Extra ecclesiam nulla salus: il “caso Manifesto”
Una volta, chi usciva dal Pci ne pagava tutte le conseguenze. Perché aveva ripudiato la vecchia fede, anche se in nome dei vecchi ideali. E veniva considerato come un rinnegato: in uno scontro che, come pensavano seriamente in molti, sarebbe stato, al dunque, uno scontro tra comunisti ed ex comunisti.
Oggi, assistiamo a una situazione che si potrebbe definire, a seconda delle varie sensibilità, singolare, paradossale o magari anche scandalosa. Quello di un partito che, circa trent’anni fa , ha rinnegato tutto quello che caratterizzava il vecchio Pci: diventando atlantico, liberista, privatista, nordista, rigorista (e chi più ne ha più ne metta); e cancellando accuratamente le memorie del suo passato. E quello dei custodi della vecchia fiamma - leggi quelli del Manifesto - a deplorare, ma compostamente, ciò che era avvenuto; anzi, più ancora, a correre in suo soccorso, alla prima richiesta in tal senso.
Si poteva attribuire questa remissività operosa a una sorta di sopravvenuta malinconia; quel sentimento che ha spinto il quotidiano comunista a dedicare quasi tutte le sue pagine al recinto tranquillo della cultura. E a pubblicare, in modo equanime, qualsiasi documento od opinione venisse dall’interno della sinistra.
Oggi, ci troviamo, però, di fronte al puro e semplice richiamo all’ordine; apparentemente espresso da figure consolari della sinistra che fu; in realtà costruito su misura per una casa madre “al di fuori della quale non ci può essere salvezza”.

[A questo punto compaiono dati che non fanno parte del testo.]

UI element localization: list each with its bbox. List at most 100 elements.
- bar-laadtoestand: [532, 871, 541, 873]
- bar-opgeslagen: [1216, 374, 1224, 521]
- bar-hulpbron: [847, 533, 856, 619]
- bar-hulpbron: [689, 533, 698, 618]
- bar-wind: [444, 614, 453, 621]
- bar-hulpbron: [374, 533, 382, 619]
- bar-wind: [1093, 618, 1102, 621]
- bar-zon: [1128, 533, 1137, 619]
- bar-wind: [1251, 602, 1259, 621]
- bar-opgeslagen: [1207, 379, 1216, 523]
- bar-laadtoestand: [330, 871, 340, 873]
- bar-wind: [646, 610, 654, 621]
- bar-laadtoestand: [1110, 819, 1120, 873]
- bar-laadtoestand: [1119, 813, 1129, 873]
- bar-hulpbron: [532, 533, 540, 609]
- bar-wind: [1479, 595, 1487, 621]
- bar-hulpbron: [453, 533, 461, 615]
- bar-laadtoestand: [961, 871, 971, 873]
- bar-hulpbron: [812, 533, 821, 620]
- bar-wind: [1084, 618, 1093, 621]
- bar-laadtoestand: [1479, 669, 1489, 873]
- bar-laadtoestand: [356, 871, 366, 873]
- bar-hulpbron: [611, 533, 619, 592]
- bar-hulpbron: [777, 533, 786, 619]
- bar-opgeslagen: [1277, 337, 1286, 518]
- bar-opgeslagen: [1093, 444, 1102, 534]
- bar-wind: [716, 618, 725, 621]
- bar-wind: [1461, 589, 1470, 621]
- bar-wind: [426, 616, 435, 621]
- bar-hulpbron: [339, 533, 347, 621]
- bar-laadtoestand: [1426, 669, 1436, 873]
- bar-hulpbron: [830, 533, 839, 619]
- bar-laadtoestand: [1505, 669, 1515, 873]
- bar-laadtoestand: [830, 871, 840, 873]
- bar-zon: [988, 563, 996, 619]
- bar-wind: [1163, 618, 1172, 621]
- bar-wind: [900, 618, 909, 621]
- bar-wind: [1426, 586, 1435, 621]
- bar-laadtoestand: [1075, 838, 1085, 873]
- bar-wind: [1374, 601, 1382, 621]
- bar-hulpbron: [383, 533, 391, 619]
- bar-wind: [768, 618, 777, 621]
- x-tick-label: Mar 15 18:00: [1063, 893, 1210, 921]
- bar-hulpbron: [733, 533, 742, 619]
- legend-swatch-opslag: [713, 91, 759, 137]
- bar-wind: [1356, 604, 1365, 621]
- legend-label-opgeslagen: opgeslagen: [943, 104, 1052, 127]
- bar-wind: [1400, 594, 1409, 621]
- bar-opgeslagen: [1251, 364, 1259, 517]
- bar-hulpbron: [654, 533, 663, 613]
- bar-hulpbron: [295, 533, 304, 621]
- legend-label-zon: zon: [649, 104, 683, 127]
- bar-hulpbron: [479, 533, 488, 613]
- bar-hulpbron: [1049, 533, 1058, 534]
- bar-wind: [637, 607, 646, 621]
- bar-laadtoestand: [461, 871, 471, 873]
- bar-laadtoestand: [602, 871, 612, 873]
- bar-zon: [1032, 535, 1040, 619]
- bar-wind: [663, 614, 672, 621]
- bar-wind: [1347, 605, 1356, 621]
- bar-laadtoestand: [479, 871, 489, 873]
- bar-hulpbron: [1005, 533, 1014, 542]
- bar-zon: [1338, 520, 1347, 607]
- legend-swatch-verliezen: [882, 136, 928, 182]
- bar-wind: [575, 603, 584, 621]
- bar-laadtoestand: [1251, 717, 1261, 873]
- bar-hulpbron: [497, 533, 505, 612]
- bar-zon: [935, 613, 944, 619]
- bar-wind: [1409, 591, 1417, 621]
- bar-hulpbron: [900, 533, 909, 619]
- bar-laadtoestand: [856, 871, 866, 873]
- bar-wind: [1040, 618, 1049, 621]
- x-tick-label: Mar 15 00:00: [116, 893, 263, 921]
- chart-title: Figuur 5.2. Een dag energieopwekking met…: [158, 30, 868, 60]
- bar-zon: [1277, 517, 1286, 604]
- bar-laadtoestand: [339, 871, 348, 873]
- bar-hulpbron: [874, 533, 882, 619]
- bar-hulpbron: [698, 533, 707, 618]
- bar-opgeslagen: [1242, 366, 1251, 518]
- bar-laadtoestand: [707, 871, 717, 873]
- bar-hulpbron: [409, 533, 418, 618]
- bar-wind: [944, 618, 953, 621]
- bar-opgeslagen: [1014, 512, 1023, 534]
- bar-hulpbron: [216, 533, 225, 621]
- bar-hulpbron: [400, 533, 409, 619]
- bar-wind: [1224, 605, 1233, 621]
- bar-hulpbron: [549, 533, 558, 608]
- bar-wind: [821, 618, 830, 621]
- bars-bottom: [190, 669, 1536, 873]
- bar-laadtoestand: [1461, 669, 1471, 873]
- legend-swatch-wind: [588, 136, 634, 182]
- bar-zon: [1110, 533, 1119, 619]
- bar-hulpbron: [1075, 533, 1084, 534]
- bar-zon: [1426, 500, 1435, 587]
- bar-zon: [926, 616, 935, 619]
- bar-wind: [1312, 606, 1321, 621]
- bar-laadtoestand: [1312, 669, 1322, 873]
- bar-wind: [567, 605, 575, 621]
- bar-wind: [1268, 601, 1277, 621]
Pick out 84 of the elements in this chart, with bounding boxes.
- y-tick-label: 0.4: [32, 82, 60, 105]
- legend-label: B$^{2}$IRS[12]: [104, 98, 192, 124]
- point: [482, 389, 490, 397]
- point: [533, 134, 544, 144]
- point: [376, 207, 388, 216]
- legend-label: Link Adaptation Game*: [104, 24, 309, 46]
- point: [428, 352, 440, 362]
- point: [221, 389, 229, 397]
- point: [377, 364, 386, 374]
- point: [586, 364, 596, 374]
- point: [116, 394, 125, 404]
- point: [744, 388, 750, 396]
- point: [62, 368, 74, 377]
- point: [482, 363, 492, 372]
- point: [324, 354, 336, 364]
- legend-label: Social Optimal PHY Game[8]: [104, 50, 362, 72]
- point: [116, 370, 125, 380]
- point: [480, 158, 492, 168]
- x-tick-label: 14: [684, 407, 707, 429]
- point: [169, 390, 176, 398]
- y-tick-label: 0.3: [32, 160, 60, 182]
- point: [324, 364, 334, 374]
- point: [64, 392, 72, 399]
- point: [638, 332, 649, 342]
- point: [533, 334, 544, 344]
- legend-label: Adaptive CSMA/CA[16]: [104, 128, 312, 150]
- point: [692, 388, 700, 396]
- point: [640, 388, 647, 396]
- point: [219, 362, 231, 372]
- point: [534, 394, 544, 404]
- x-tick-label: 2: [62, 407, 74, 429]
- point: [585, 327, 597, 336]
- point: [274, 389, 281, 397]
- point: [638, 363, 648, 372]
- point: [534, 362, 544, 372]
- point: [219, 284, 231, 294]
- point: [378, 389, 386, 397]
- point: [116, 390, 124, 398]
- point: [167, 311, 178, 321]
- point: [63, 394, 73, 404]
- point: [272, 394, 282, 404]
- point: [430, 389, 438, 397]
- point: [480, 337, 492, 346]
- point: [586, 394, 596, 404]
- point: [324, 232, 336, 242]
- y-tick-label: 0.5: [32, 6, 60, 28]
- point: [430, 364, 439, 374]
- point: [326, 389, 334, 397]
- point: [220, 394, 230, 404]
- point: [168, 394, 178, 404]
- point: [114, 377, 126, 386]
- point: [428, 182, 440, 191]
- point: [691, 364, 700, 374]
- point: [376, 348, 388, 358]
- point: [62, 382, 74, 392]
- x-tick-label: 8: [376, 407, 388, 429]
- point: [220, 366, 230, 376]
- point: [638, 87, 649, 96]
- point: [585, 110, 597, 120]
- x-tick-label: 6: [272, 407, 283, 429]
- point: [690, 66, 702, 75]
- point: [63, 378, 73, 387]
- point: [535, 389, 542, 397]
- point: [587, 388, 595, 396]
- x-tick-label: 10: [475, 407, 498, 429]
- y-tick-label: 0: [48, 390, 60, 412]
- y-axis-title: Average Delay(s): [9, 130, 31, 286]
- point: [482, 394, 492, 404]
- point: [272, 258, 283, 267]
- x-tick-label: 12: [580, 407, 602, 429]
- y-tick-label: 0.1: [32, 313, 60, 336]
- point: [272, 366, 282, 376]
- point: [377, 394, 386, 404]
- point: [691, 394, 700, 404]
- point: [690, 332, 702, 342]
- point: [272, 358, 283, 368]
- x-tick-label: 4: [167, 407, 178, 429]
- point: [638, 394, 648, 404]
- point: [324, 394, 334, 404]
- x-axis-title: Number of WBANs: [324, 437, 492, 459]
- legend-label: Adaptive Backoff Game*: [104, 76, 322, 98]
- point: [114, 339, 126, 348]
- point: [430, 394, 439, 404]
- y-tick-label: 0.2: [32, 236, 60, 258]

Ci riferiamo all’appello lanciato alla vigilia delle elezioni regionali del Lazio. A rivendicare l’unità tra Pd e M5S per battere la destra. Un appello certamente condivisibile. Ma, oggettivamente, tardivo. E in contrasto con la situazione data: in cui il Pd, che aveva motivato sin dall’inizio la sua rottura, a livello nazionale e locale, con il Movimento sulla questione del termovalorizzatore (sul termovalorizzatore e non sulla guerra; e semplicemente perché, in questo caso avrebbe dovuto rompere anche con Sinistra italiana…); e si era, conseguentemente, alleato nel Lazio con Calenda e Renzi. Un’alleanza accettata, formalmente e sostanzialmente, da D’Alessio, candidato ufficiale della coalizione. Il che rendeva un puro “flatus vocis” l’appello all’unità, a cose fatte. “Flatus vocis” per non dire pura e semplice provocazione.
Questione di opinioni? Nossignore. Perché, a renderla tale, e al disopra (o disotto) di qualsiasi sospetto è la contemporanea uscita, a suo sostegno, di quella che potremmo definire “intellettualità collettiva” e dello stesso Manifesto. Dove la colpa del mancato accordo viene, contro ogni evidenza, attribuita al M5S e alla sua candidata alla presidenza, congiuntamente colpevoli di immaturità, vuoto politico e culturale e via discorrendo; con il concorso attivo dell’intellettuale di turno. Una sorta di anatema ideologico ed etico; di quelli che una volta si riservavano al campo avverso; mentre oggi sono destinati ai concorrenti fastidiosi.
Aggiungiamo che, nello stesso numero, i più recenti sviluppi della questione ucraina vengono visti in un’ottica che corrisponde, in ogni suo aspetto, all’interventismo democratico, proprio della sinistra bellicista di cui il Pd è un portabandiera.
Si dirà che il Manifesto è sempre stato, per sua vocazione, sacerdote della fede. E questo ci sta. Ma diventare sacerdoti di un partito che questa fede ha totalmente rinnegato, questo non ci sta proprio.